3V has never ever ever been good at this ever. She's a good enough person to know that her visceral spike of "there is something wrong with this person" isn't something she should let anyone see, but she's not good enough to know what else to do with it but let it spin inside her like a blender. She shouldn't stare. She shouldn't pointedly look away. She's an asshole for staring off into the middle distance and pretending she doesn't notice. She should know what to say.

Instead she gets up and puts on her Streamer Smile and says: "No problem, let me help." Her blood is roaring in her ears just as loudly as it is in Ferris's own head, one stuck in the mortification of vulnerability, the other stuck knowing that she's not doing the right thing, whatever the right thing might be. The silence is incredibly awkward, but she's not going to try and crack a joke. She knows that much, at least.

Orange juice has to be mopped up. She doesn't know the right thing to say, so all she can do is show sympathy with a dishcloth. She's young, she's got better ankles than either one of them, don't you dare tell her not to help. And maybe she could figure out how to show sympathy in a way that Ferris could understand, could parse, could accept, if her stomach wasn't treacherously clenching up, and it always does this. She had to be out cold for both her hand upgrades because the sensation of not having a hand would have killed her, it would have rotted her open from the inside out, and she's always like this with people in wheelchairs and folks with cerebral palsy and anything, anything that makes their bodies and their minds out of sync, and she's lucky enough that Elodie doesn't trigger that response in her, because her prosthetics are interesting, fluid, transhuman, it's more acceptable to stare, to flatter, to ask questions.
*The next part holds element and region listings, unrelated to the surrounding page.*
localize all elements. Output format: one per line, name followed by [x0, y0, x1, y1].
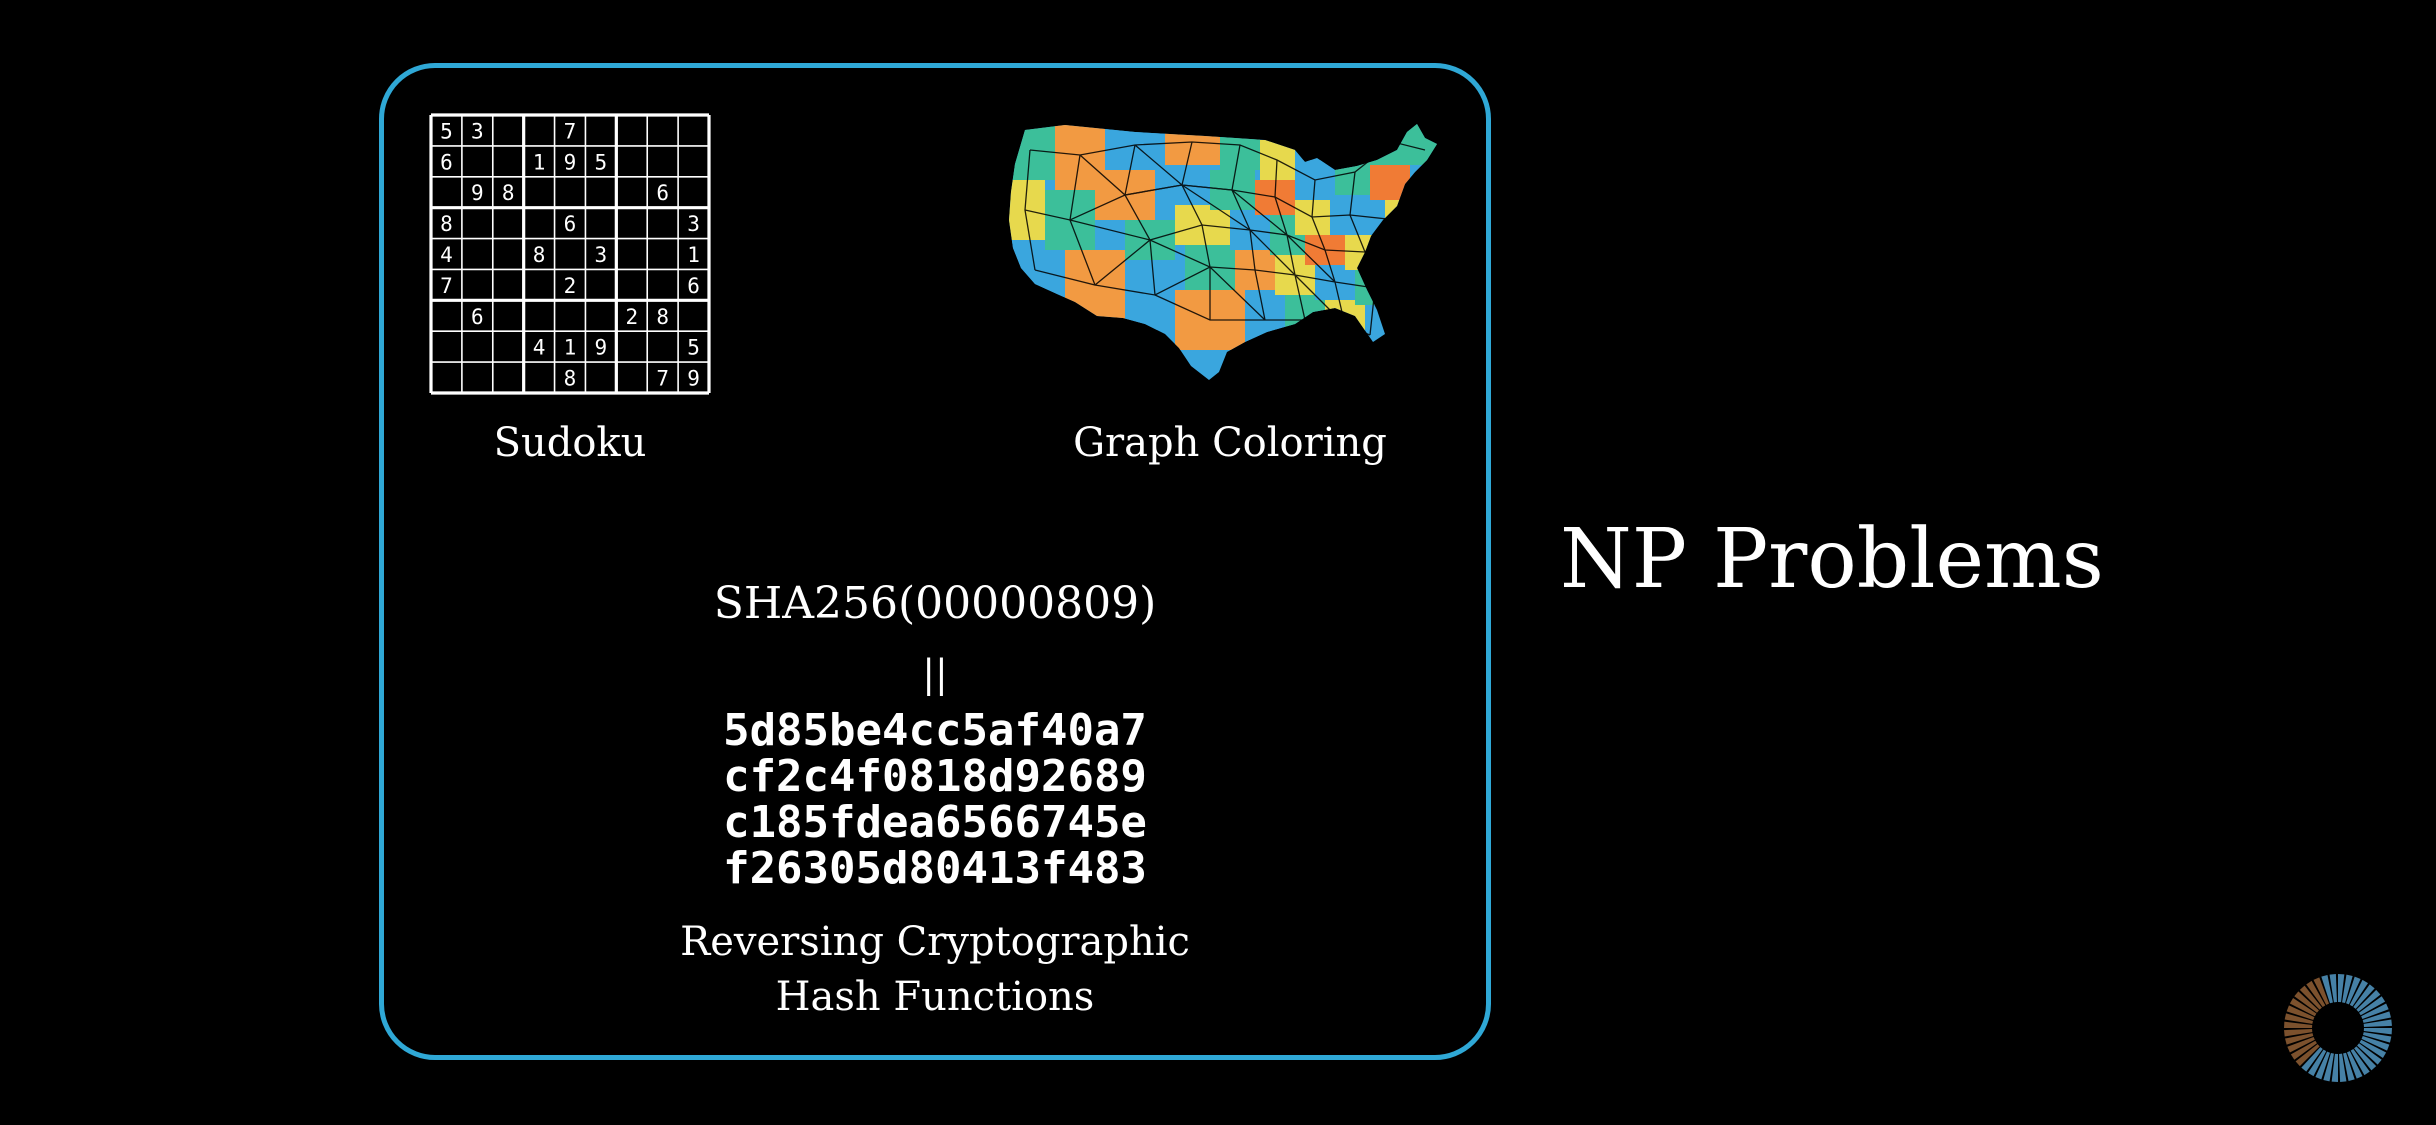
spinner-segment	[2349, 979, 2369, 1007]
spinner-segment	[2284, 1029, 2313, 1037]
spinner-segment	[2287, 1036, 2315, 1053]
spinner-segment	[2363, 1028, 2392, 1035]
spinner-segment	[2338, 974, 2345, 1003]
sudoku-caption: Sudoku	[493, 420, 647, 466]
sudoku-cell-value: 7	[564, 119, 577, 143]
sudoku-cell-value: 6	[687, 274, 700, 298]
hash-caption-line: Hash Functions	[775, 974, 1095, 1020]
hash-digest-line: 5d85be4cc5af40a7	[723, 705, 1147, 756]
hash-digest-line: c185fdea6566745e	[723, 797, 1147, 848]
hash-digest-line: f26305d80413f483	[723, 843, 1147, 894]
spinner-segment	[2359, 1039, 2387, 1059]
spinner-segment	[2339, 1053, 2347, 1082]
sudoku-cell-value: 3	[595, 243, 608, 267]
spinner-segment	[2361, 1003, 2389, 1020]
spinner-segment	[2342, 974, 2353, 1003]
sudoku-cell-value: 6	[471, 305, 484, 329]
sudoku-cell-value: 9	[471, 181, 484, 205]
spinner-segment	[2299, 985, 2322, 1010]
sudoku-cell-value: 8	[656, 305, 669, 329]
sudoku-cell-value: 2	[564, 274, 577, 298]
sudoku-cell-value: 1	[533, 150, 546, 174]
page-title: NP Problems	[1560, 512, 2104, 607]
sudoku-cell-value: 5	[440, 119, 453, 143]
spinner-segment	[2313, 977, 2330, 1005]
sudoku-cell-value: 9	[595, 336, 608, 360]
spinner-segment	[2362, 1011, 2391, 1023]
spinner-segment	[2284, 1013, 2313, 1024]
spinner-segment	[2343, 1052, 2355, 1081]
spinner-segment	[2286, 1005, 2315, 1020]
spinner-segment	[2285, 1033, 2314, 1045]
spinner-segment	[2290, 1040, 2317, 1060]
loading-spinner-icon	[2282, 972, 2394, 1084]
spinner-segment	[2321, 975, 2333, 1004]
equals-symbol: ||	[922, 652, 948, 696]
hash-digest: 5d85be4cc5af40a7 cf2c4f0818d92689 c185fd…	[700, 708, 1170, 892]
spinner-segment	[2357, 1043, 2382, 1065]
spinner-segment	[2353, 984, 2375, 1009]
spinner-segment	[2331, 1053, 2338, 1082]
spinner-segment	[2346, 1051, 2363, 1079]
sha256-expression: SHA256(00000809)	[713, 578, 1157, 629]
sudoku-cell-value: 9	[564, 150, 577, 174]
sudoku-cell-value: 6	[656, 181, 669, 205]
spinner-segment	[2361, 1036, 2390, 1051]
sudoku-cell-value: 4	[533, 336, 546, 360]
spinner-segment	[2350, 1049, 2370, 1076]
graph-coloring-caption: Graph Coloring	[1073, 420, 1387, 466]
spinner-segment	[2289, 997, 2317, 1017]
sudoku-cell-value: 7	[656, 367, 669, 391]
sudoku-cell-value: 8	[502, 181, 515, 205]
spinner-segment	[2359, 996, 2386, 1016]
sudoku-cell-value: 7	[440, 274, 453, 298]
sudoku-cell-value: 2	[625, 305, 638, 329]
sudoku-cell-value: 5	[595, 150, 608, 174]
hash-caption: Reversing Cryptographic Hash Functions	[620, 915, 1250, 1025]
sudoku-cell-value: 3	[471, 119, 484, 143]
spinner-segment	[2306, 980, 2326, 1007]
sudoku-cell-value: 8	[533, 243, 546, 267]
sudoku-cell-value: 8	[564, 367, 577, 391]
us-map-graph-icon	[1005, 120, 1445, 390]
spinner-segment	[2329, 974, 2337, 1003]
spinner-segment	[2284, 1021, 2313, 1028]
sudoku-cell-value: 3	[687, 212, 700, 236]
spinner-segment	[2356, 989, 2381, 1012]
hash-caption-line: Reversing Cryptographic	[680, 919, 1190, 965]
spinner-segment	[2354, 1046, 2377, 1071]
sudoku-cell-value: 9	[687, 367, 700, 391]
sudoku-cell-value: 5	[687, 336, 700, 360]
spinner-segment	[2294, 991, 2319, 1013]
spinner-segment	[2301, 1047, 2323, 1072]
spinner-segment	[2307, 1049, 2327, 1077]
spinner-segment	[2363, 1032, 2392, 1043]
spinner-segment	[2346, 976, 2361, 1005]
spinner-segment	[2363, 1019, 2392, 1027]
sudoku-cell-value: 1	[687, 243, 700, 267]
sudoku-cell-value: 6	[564, 212, 577, 236]
spinner-segment	[2323, 1053, 2334, 1082]
sudoku-cell-value: 6	[440, 150, 453, 174]
spinner-segment	[2315, 1051, 2330, 1080]
sudoku-cell-value: 4	[440, 243, 453, 267]
sudoku-cell-value: 1	[564, 336, 577, 360]
spinner-segment	[2295, 1044, 2320, 1067]
sudoku-cell-value: 8	[440, 212, 453, 236]
examples-panel	[379, 63, 1491, 1060]
hash-digest-line: cf2c4f0818d92689	[723, 751, 1147, 802]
It isn't until the end that she manages to pin down a lie that feels right. That gives Ferris an out. "Sorry for keeping you up last night," she says, wringing the orange juice out into the sink. "I'm used to screwing up my sleep schedule, but I didn't think about how it would affect yours." It's a lie, but a kind one. Makes her a heat sink, lets Ferris possibly assume she stayed up late talking, lets her know that Vesna isn't going to get soppy and "how long has it been like this" and pushing her, pushing her, making her focus on that growing lacunae.

How long before it stops being awkward for her to leave?

***

Aevum!

Is it narcissistic to be attracted to that sort of echoing? Because on the one hand, weird. On the other hand, weirdly flattering? My own clone! Now neither of us will be virgins! Like, like attracts like, right? To be seen, to be read, and to have that integrated into the life of the collective-- that's a hell of a thing.

"You mentioned living expenses," 3V points out, locking up the door. "What are your living arrangements like right now, if you don't mind me asking? You're always busy, busy, on the go, but you've got to have somewhere to put your feet up and charge the battery packs, right?" She gives the sunflower-yellow girl a meaningful look. "Do you have an apartment? Which one of you, sorry, which part of you gets really domestic?"